Hi everyone,
I’m currently working on a GPU-accelerated 2D elastic wave simulation code in Julia,
based on staggered-grid finite-difference discretization.
The original motivation is seismic forward modeling, but I’m also interested in
making the implementation reasonably idiomatic and reusable in the Julia ecosystem.
At the moment, the project supports:
- 2D elastic wave equation on a staggered grid
- Hybrid absorbing boundary conditions for elastic waves
- Explicit time stepping
- Explicit CUDA.jl-based GPU kernels for field updates
- Config-driven simulation setup (sources, receivers, model, boundaries)
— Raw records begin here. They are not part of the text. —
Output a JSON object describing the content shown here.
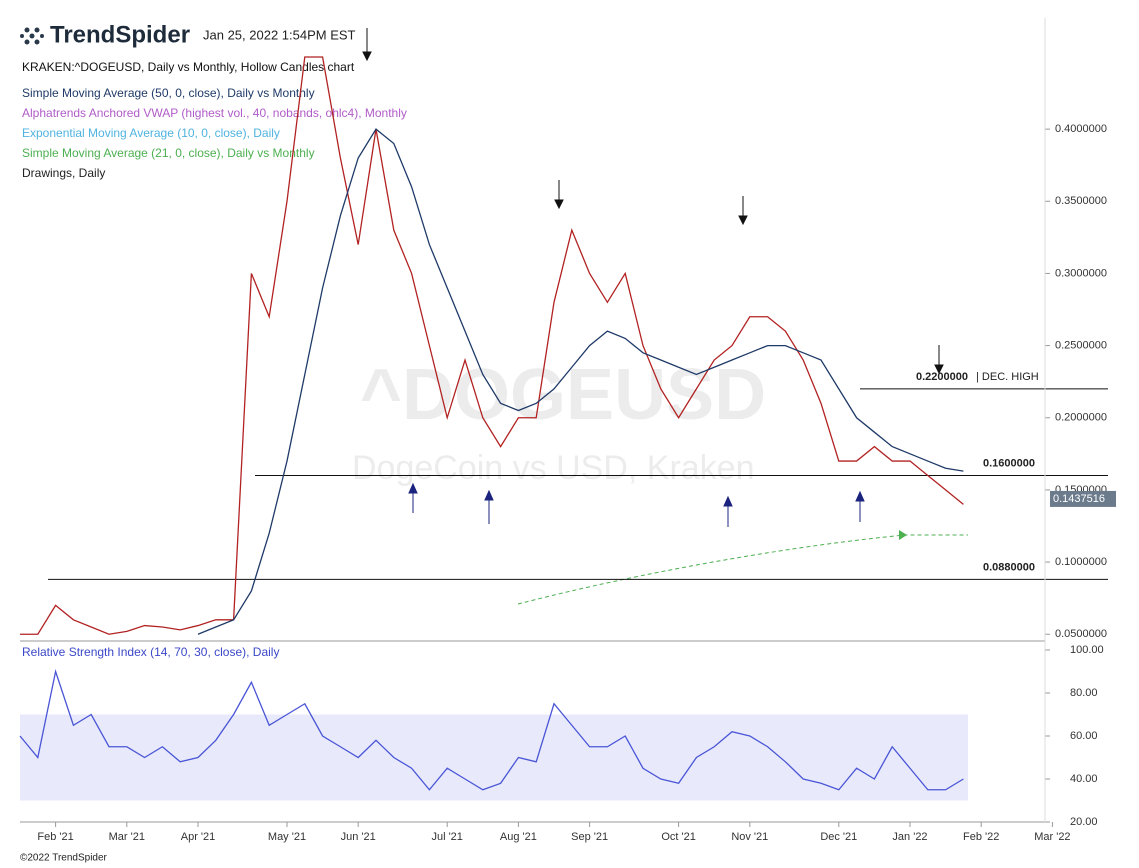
{
  "header": {
    "logo": "TrendSpider",
    "timestamp": "Jan 25, 2022 1:54PM EST",
    "subtitle": "KRAKEN:^DOGEUSD, Daily vs Monthly, Hollow Candles chart",
    "indicators": [
      {
        "name": "Simple Moving Average (50, 0, close), Daily vs Monthly",
        "color": "#1f3a68"
      },
      {
        "name": "Alphatrends Anchored VWAP (highest vol., 40, nobands, ohlc4), Monthly",
        "color": "#b05cc8"
      },
      {
        "name": "Exponential Moving Average (10, 0, close), Daily",
        "color": "#4fb3e0"
      },
      {
        "name": "Simple Moving Average (21, 0, close), Daily vs Monthly",
        "color": "#4caf50"
      },
      {
        "name": "Drawings, Daily",
        "color": "#222222"
      }
    ]
  },
  "watermark": {
    "symbol": "^DOGEUSD",
    "description": "DogeCoin vs USD, Kraken"
  },
  "footer": "©2022 TrendSpider",
  "chart_data": [
    {
      "type": "line",
      "categories": [
        null,
        null,
        "Feb '21",
        null,
        null,
        null,
        "Mar '21",
        null,
        null,
        null,
        "Apr '21",
        null,
        null,
        null,
        null,
        "May '21",
        null,
        null,
        null,
        "Jun '21",
        null,
        null,
        null,
        null,
        "Jul '21",
        null,
        null,
        null,
        "Aug '21",
        null,
        null,
        null,
        "Sep '21",
        null,
        null,
        null,
        null,
        "Oct '21",
        null,
        null,
        null,
        "Nov '21",
        null,
        null,
        null,
        null,
        "Dec '21",
        null,
        null,
        null,
        "Jan '22",
        null,
        null,
        null,
        "Feb '22",
        null,
        null,
        null,
        "Mar '22"
      ],
      "series": [
        {
          "name": "KRAKEN:^DOGEUSD",
          "color": "#b22222",
          "values": [
            0.05,
            0.05,
            0.07,
            0.06,
            0.055,
            0.05,
            0.052,
            0.056,
            0.055,
            0.053,
            0.056,
            0.06,
            0.06,
            0.3,
            0.27,
            0.35,
            0.45,
            0.45,
            0.38,
            0.32,
            0.4,
            0.33,
            0.3,
            0.25,
            0.2,
            0.24,
            0.2,
            0.18,
            0.2,
            0.2,
            0.28,
            0.33,
            0.3,
            0.28,
            0.3,
            0.25,
            0.22,
            0.2,
            0.22,
            0.24,
            0.25,
            0.27,
            0.27,
            0.26,
            0.24,
            0.21,
            0.17,
            0.17,
            0.18,
            0.17,
            0.17,
            0.16,
            0.15,
            0.14,
            null,
            null,
            null,
            null,
            null
          ]
        },
        {
          "name": "Simple Moving Average (50, 0, close), Daily vs Monthly",
          "color": "#1f3a68",
          "values": [
            null,
            null,
            null,
            null,
            null,
            null,
            null,
            null,
            null,
            null,
            0.05,
            0.055,
            0.06,
            0.08,
            0.12,
            0.17,
            0.23,
            0.29,
            0.34,
            0.38,
            0.4,
            0.39,
            0.36,
            0.32,
            0.29,
            0.26,
            0.23,
            0.21,
            0.205,
            0.21,
            0.22,
            0.235,
            0.25,
            0.26,
            0.255,
            0.245,
            0.24,
            0.235,
            0.23,
            0.235,
            0.24,
            0.245,
            0.25,
            0.25,
            0.245,
            0.24,
            0.22,
            0.2,
            0.19,
            0.18,
            0.175,
            0.17,
            0.165,
            0.163,
            null,
            null,
            null,
            null,
            null
          ]
        }
      ],
      "ylim": [
        0.046,
        0.477
      ],
      "yticks": [
        {
          "value": 0.05,
          "label": "0.0500000"
        },
        {
          "value": 0.1,
          "label": "0.1000000"
        },
        {
          "value": 0.15,
          "label": "0.1500000"
        },
        {
          "value": 0.2,
          "label": "0.2000000"
        },
        {
          "value": 0.25,
          "label": "0.2500000"
        },
        {
          "value": 0.3,
          "label": "0.3000000"
        },
        {
          "value": 0.35,
          "label": "0.3500000"
        },
        {
          "value": 0.4,
          "label": "0.4000000"
        }
      ],
      "levels": [
        {
          "value": 0.22,
          "label": "0.2200000"
        },
        {
          "value": 0.16,
          "label": "0.1600000"
        },
        {
          "value": 0.088,
          "label": "0.0880000"
        }
      ],
      "annotation": "| DEC. HIGH",
      "last_price": 0.1437516,
      "grid": false
    },
    {
      "type": "line",
      "title": "Relative Strength Index (14, 70, 30, close), Daily",
      "series": [
        {
          "name": "RSI",
          "color": "#4a55d6",
          "values": [
            60,
            50,
            90,
            65,
            70,
            55,
            55,
            50,
            55,
            48,
            50,
            58,
            70,
            85,
            65,
            70,
            75,
            60,
            55,
            50,
            58,
            50,
            45,
            35,
            45,
            40,
            35,
            38,
            50,
            48,
            75,
            65,
            55,
            55,
            60,
            45,
            40,
            38,
            50,
            55,
            62,
            60,
            55,
            48,
            40,
            38,
            35,
            45,
            40,
            55,
            45,
            35,
            35,
            40,
            null,
            null,
            null,
            null,
            null
          ]
        }
      ],
      "ylim": [
        20,
        100
      ],
      "yticks": [
        {
          "value": 20,
          "label": "20.00"
        },
        {
          "value": 40,
          "label": "40.00"
        },
        {
          "value": 60,
          "label": "60.00"
        },
        {
          "value": 80,
          "label": "80.00"
        },
        {
          "value": 100,
          "label": "100.00"
        }
      ],
      "band": [
        30,
        70
      ]
    }
  ]
}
The code is currently research-oriented:
it runs end-to-end on the GPU and produces reasonable results,
but the public API and package structure are still evolving.
The repository is here:
This is very much a work in progress.
Possible future directions
Some possible future directions I’m considering (in no particular commitment order):
-
Support for more general free-surface geometries
(e.g. irregular topography beyond simple flat boundaries) -
Extension from 2D to 3D elastic wave modeling,
once the core abstractions are stable enough -
Multi-GPU execution via domain decomposition,
potentially using MPI and CUDA-aware communication
I’d really appreciate feedback on a few specific points:
-
API design
Does the current separation between configuration structs and simulation routines
look idiomatic from a Julia perspective? -
GPU kernel organization
Is it reasonable to keep explicit CUDA kernels for the core updates,
or would you recommend a higher-level abstraction (e.g. KernelAbstractions.jl)
at this stage? -
Project scope
From a community perspective, does this look more like:- a reusable library, or
- an application / research code that should stay more opinionated?
-
Related work
Are there existing Julia packages or projects I should study or align with?
Thanks for your time, and any suggestions are very welcome.